Dodds et al.
have constructed 24 corpora (collections of writing) spread across 10 languages: English, Spanish, French, German, Brazilian Portuguese, Korean, Chinese (Simplified), Russian, Indonesian, and Arabic, including books, news outlets, social media, the, television and movie subtitles, and music lyrics. They note the most commonly used words, and how those words are perceived by individuals (on a happiness scale of 1-9) to provide a clear confirmation of the Pollyanna hypothesis suggested in 1969 by Boucher and Osgood - that there is a universal positivity bias in human communication. The authors illustrate the use of their "hedonometer", a language-based instrument for measuring expressed happiness, by constructing “happiness time series” for three famous works of literature, evaluated in their original languages of English, Russian, and French, respectively: Melville’s Moby Dick, Dostoyevsky’s Crime and Punishment, and Dumas’ The Count of Monte Cristo.

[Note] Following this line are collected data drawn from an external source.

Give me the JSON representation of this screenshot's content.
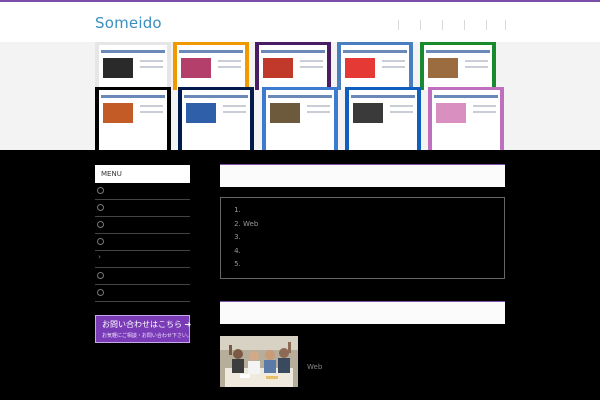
{
  "header": {
    "logo": "Someido",
    "nav_items": [
      "",
      "",
      "",
      "",
      "",
      ""
    ]
  },
  "banner": {
    "thumbnails": [
      {
        "name": "site-thumb-1",
        "frame": "#e6e6e6",
        "accent": "#2a2a2a"
      },
      {
        "name": "site-thumb-2",
        "frame": "#f19a00",
        "accent": "#b33f6a"
      },
      {
        "name": "site-thumb-3",
        "frame": "#4a1c63",
        "accent": "#c0392b"
      },
      {
        "name": "site-thumb-4",
        "frame": "#4a7fbf",
        "accent": "#e53935"
      },
      {
        "name": "site-thumb-5",
        "frame": "#1a8a2e",
        "accent": "#9a6c3f"
      },
      {
        "name": "site-thumb-6",
        "frame": "#000000",
        "accent": "#c25b26"
      },
      {
        "name": "site-thumb-7",
        "frame": "#001a4d",
        "accent": "#2f5fa8"
      },
      {
        "name": "site-thumb-8",
        "frame": "#3c7bd0",
        "accent": "#6d5a3c"
      },
      {
        "name": "site-thumb-9",
        "frame": "#0f5fbf",
        "accent": "#3a3a3a"
      },
      {
        "name": "site-thumb-10",
        "frame": "#c06fbf",
        "accent": "#d98fbf"
      }
    ]
  },
  "sidebar": {
    "menu_title": "MENU",
    "items": [
      {
        "label": "",
        "icon": "circle-arrow-icon"
      },
      {
        "label": "",
        "icon": "circle-arrow-icon"
      },
      {
        "label": "",
        "icon": "circle-arrow-icon"
      },
      {
        "label": "",
        "icon": "circle-arrow-icon"
      },
      {
        "label": "",
        "icon": "chevron-right-icon"
      },
      {
        "label": "",
        "icon": "circle-arrow-icon"
      },
      {
        "label": "",
        "icon": "circle-arrow-icon"
      }
    ],
    "contact": {
      "line1": "お問い合わせはこちら ➔",
      "line2": "お気軽にご相談・お問い合わせ下さい。"
    }
  },
  "main": {
    "section1_title": "",
    "list_items": [
      "",
      "Web",
      "",
      "",
      ""
    ],
    "section2_title": "",
    "photo_caption": "Web"
  },
  "colors": {
    "accent": "#7b4fa8",
    "logo": "#3a8fc0",
    "contact_bg": "#7a3bb7"
  }
}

Their abstract:
Using human evaluation of 100,000 words spread across 24 corpora in 10 languages diverse in origin and culture, we present evidence of a deep imprint of human sociality in language, observing that (i) the words of natural human language possess a universal positivity bias, (ii) the estimated emotional content of words is consistent between languages under translation, and (iii) this positivity bias is strongly independent of frequency of word use. Alongside these general regularities, we describe interlanguage variations in the emotional spectrum of languages that allow us to rank corpora. We also show how our word evaluations can be used to construct physical-like instruments for both real-time and offline measurement of the emotional content of large-scale texts.